Example: Timeout set to 100; SPI baud rate set to 100k; reset happens after values: (0x037E, 0x03E7, 0x03E7, 0x03E8, etc.)

I've been checking the memory map inside the STM as well as the values of the variables and pointers and it appears that everything is correct. Except sometimes the received frame is correct and sometimes it isn't. Any idea what could be causing this issue? Should I go away from HAL and try to implement the slave mechanism more low level?

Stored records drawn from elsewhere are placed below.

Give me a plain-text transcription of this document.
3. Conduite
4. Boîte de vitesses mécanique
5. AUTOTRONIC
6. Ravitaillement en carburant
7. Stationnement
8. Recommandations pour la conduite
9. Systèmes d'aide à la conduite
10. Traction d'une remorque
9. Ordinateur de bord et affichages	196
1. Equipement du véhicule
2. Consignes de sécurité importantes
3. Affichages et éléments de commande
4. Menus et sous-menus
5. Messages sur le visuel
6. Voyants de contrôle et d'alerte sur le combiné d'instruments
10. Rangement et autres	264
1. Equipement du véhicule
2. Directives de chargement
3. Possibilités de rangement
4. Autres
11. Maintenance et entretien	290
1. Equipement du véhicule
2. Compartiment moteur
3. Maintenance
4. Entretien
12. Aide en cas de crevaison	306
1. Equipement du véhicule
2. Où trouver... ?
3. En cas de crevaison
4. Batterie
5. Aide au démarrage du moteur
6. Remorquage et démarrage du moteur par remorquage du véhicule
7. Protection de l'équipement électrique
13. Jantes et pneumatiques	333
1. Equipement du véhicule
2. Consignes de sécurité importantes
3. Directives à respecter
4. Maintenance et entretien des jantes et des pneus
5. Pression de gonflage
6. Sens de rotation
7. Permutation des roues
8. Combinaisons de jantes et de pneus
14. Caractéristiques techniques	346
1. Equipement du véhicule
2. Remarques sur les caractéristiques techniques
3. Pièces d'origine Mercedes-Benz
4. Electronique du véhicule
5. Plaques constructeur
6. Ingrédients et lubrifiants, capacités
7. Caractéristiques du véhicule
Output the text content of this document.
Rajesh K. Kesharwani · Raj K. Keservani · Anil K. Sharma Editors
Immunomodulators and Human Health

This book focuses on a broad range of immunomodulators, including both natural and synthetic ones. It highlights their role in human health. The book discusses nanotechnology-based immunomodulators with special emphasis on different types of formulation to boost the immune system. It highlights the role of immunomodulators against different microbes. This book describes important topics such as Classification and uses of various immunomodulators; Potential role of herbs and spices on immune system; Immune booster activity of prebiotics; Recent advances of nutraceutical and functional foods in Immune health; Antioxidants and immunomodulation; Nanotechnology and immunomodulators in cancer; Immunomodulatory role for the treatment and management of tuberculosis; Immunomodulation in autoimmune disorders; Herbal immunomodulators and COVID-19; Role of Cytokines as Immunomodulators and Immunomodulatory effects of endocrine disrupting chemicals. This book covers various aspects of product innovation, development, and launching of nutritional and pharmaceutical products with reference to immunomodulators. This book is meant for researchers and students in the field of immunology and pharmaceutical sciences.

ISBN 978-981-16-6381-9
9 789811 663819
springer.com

I guess I am missing some background with regards to what the timeout actually stands for. I could try to also use DMA, but I'm not entirely sure if it is necessary. The STM code is very simple (two interupt routines and an SPI slave channel) so I thought the extra overhead by using HAL implementation will be acceptable.

Best Answer

If your transmit function has a time out, and it is asynchronous with respect to the master read timing, then it's just a question of how often it will occur during a transfer. It will occur.

I suggest you setup an interrupt on the CS signal, and prepare the transfer then, just before the master begins. This will have the added benefit of resetting the slave state before each transaction, so you don't, e.g. have a transaction starting in the middle of a previous transaction didn't complete.